Essilor and Luxottica have announced a merger in Europe. How it will affect the Australian and New Zealand market is uncertain.

The merger means Essilor lenses and Luxottica frames will be designed, manufactured, distributed and retailed by a global corporation using a vertically-integrated business model.

According to a statement issued on 16 January, the new entity, branded EssilorLuxottica, will have combined revenue in excess of 15 billion Euro, more than 140,000 employees and sales in over 150 countries.

Luxottica’s executive chairman in Europe, Leonardo Del Vecchio, will serve as executive chairman and CEO of EssilorLuxottica. Essilor chairman and CEO, Hubert Sagnières, will serve as executive vice-chairman and deputy CEO of EssilorLuxottica with powers equal to those of the chairman and CEO.

How the European merger will affect Australasia where Anthea Muir is president of Luxottica Retail Optical Australia and New Zealand, and Duy Phuong Nguyen is CEO of Essilor Australia and New Zealand, is yet to be made public.

The implications for independent optometrists, for whom Essilor is a major lens supplier, and groups such as ProVision and Eyecare Plus, which have preferred supplier agreements, have raised discussion.

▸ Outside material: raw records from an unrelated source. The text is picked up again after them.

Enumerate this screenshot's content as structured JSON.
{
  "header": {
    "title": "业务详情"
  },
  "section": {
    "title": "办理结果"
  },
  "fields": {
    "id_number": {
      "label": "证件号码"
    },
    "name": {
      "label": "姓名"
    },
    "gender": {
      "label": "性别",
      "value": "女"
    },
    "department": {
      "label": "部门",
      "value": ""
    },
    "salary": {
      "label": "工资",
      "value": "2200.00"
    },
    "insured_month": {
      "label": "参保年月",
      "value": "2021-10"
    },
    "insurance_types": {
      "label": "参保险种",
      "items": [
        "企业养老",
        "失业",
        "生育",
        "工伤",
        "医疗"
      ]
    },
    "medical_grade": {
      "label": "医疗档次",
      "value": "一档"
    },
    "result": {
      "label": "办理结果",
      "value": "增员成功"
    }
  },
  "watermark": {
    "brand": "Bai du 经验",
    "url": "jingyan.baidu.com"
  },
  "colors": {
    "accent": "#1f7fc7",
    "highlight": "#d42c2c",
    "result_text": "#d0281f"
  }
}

Optometry Australia Acting CEO Luke Arundel says the organisation is not expecting radical change in the market in the short term but is monitoring the situation and will keep members informed of developments as they emerge. ‘We represent the interests of all our members, including independent practitioners and the 30 per cent of members who are affiliated with Luxottica,’ he said.

Mark Overton from Ideology Consulting says the merger could have major implications in Australia and New Zealand. ‘There are two ways of looking at it: from a commercial position and a philosophical position,’ he said.

‘Essilor is the biggest lens supplier in the Australian market with a major interest in the largest retailer, and other important horizontal and vertical integration acquisitions.

‘For optometrists, practices and organisations relying on a relationship with Essilor, their major supplier has now in theory become their competitor, and they have to consider whether there is a commercial or philosophical problem in this change and how they might manage this.

‘For some suppliers and organisations, the change will create opportunity; for others, it might be seen as a significant threat. It is early days and it will be interesting to see how the various industry elements respond,’ Mr Overton said.